Adult Investments

We work with industry leaders and community partners to create adult investments that connect people with career paths and training to promote economic security and advancement.

We bring together business and industry, community-based organizations and nonprofits, training and education providers, economic development and government agencies, to identify community needs. We then design programs, coordinate services and invest funds and resources to improve the skills individuals need so they can get work.

We ensure education and training programs meet the needs of regional businesses and that our system resources are interwoven, streamlined and effective.

We work with community partners to address high rates of poverty, reduce welfare dependency and enhance productivity in our community by supporting programs and initiatives that promote self-sufficiency.

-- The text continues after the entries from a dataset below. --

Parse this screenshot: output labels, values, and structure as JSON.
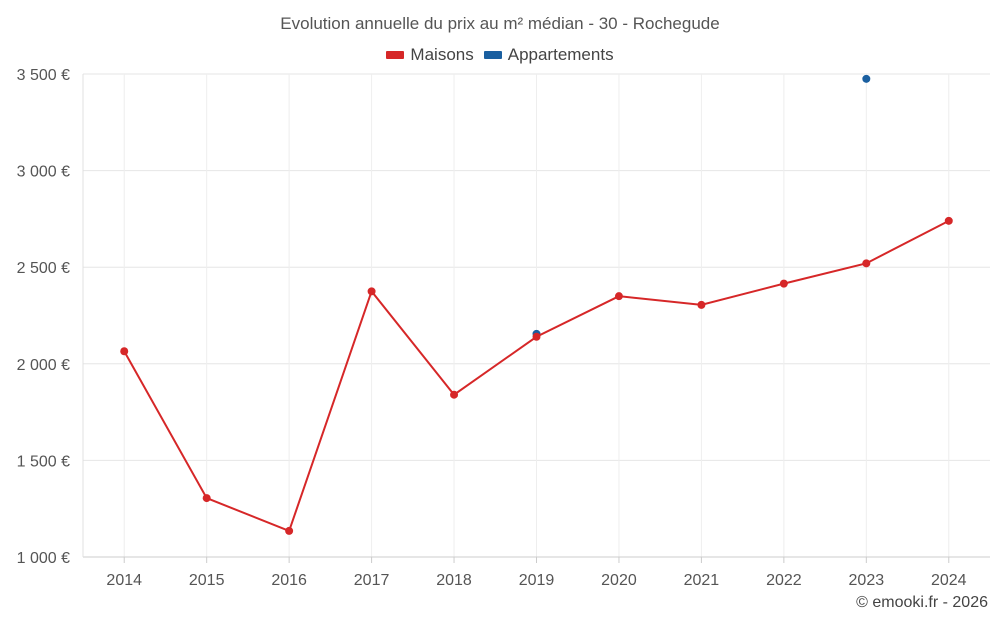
{
  "chart_data": {
    "type": "line",
    "title": "Evolution annuelle du prix au m² médian - 30 - Rochegude",
    "x": [
      "2014",
      "2015",
      "2016",
      "2017",
      "2018",
      "2019",
      "2020",
      "2021",
      "2022",
      "2023",
      "2024"
    ],
    "series": [
      {
        "name": "Maisons",
        "color": "#d62728",
        "values": [
          2065,
          1305,
          1135,
          2375,
          1840,
          2140,
          2350,
          2305,
          2415,
          2520,
          2740
        ]
      },
      {
        "name": "Appartements",
        "color": "#1a5fa0",
        "values": [
          null,
          null,
          null,
          null,
          null,
          2155,
          null,
          null,
          null,
          3475,
          null
        ]
      }
    ],
    "ylim": [
      1000,
      3500
    ],
    "yticks": [
      1000,
      1500,
      2000,
      2500,
      3000,
      3500
    ],
    "ytick_labels": [
      "1 000 €",
      "1 500 €",
      "2 000 €",
      "2 500 €",
      "3 000 €",
      "3 500 €"
    ],
    "xlabel": "",
    "ylabel": "",
    "grid": true,
    "legend_position": "top-center"
  },
  "credit": "© emooki.fr - 2026"
}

Each year, thousands of people access employment and training services through WorkSource centers in Kelso and Vancouver. Services include:

  • Job search assistance
  • Access to job openings
  • On-the-job training
  • Internships and work experiences
  • Training and skill development
  • Supportive Services (clothing for employment, transportation assistance, childcare, etc.)
  • Information and referrals to other resources (i.e., services for people with disabilities, help with housing, etc.)


WorkSource Operator
The one-stop operator for the American Job Centers known as WorkSource Vancouver and WorkSource Kelso is Career Path Services Employment and Training. Contact: Amy Gimlin via email or call at 360.567.1059. The contract was approved by WSW’s Board on June 13, 2023. The contract is for October 1, 2023, through September 30, 2027. The RFP can be viewed here. Operator procurement is governed by Procurement Policy #1003. The Statement of Work (SOW) is available here.

The Conflict of Interest Firewall Agreement can be found here.

The State of our Workforce: Exploring our Populations in Southwest Washington

Reflecting our commitment to inclusion, equity and systems change, our team is examining underprioritized populations in Southwest Washington to bring awareness to disparities. This data-driven approach helps our team address these systemic disparities and create a more accessible and equitable workforce system.

In Southwest Washington, women in the workforce face significant wage disparities. Working women make an average of $37,353 per year in a stable job compared to the overall average wage of $52,849 per year in a stable job. Women also face employment disparities within high-paying industries, such as manufacturing, construction and professional, scientific and technical services. In construction in 2020, only 20.13% (3,472) of jobs were occupied by women, while men dominate 79.87% (13,772) of the industry.

At Workforce Southwest Washington, we believe that every worker should have access to high-quality employment and advancement opportunities. Through our investments and programs, we hope to create a more equitable workforce in Southwest Washington for women, where they have access to training, education and high-paying positions.

As we celebrate Women’s History Month, Women in Construction Week (March March 6 – 12) and beyond, we will continue to draw attention to the disparities that women and other historically-excluded communities face and disrupt systems to create a more equitable and accessible workforce for all.

Explore the data on Women in Construction below.


Apprenticeship is a tried and true training model that allows an individual to move into a career, even if that person has little or no work experience in their chosen field.

Apprentices get paid to learn on the job as they receive valuable classroom training and mentorship and develop the skills and knowledge that will help them become highly skilled and highly compensated in their field.


As one of only four regions in the state to receive funding through Governor Inslee’s Economic Security for All initiative, our partnership with Lower Columbia Community Action Program, the Dept. of Social and Health Services and WorkSource is designed to help residents of Wahkiakum and Cowlitz counties move out of poverty.

Called Thrive, our three-pronged approach includes training to move residents into higher-wage jobs, employer participation and support services and neighborhood revitalization.

Thrive focuses on individuals receiving public assistance through the Supplemental Nutrition Assistance Program (SNAP) and individuals who are eligible to receive SNAP, but are not yet enrolled and have an income between 100 percent and 200 percent of the Federal Poverty Level.

Through partnerships with business, we are helping to create a system that keeps residents from losing benefits as their salary increases and identifying career pathways in our region’s four major sectors that will lead them to a long-term family-wage career.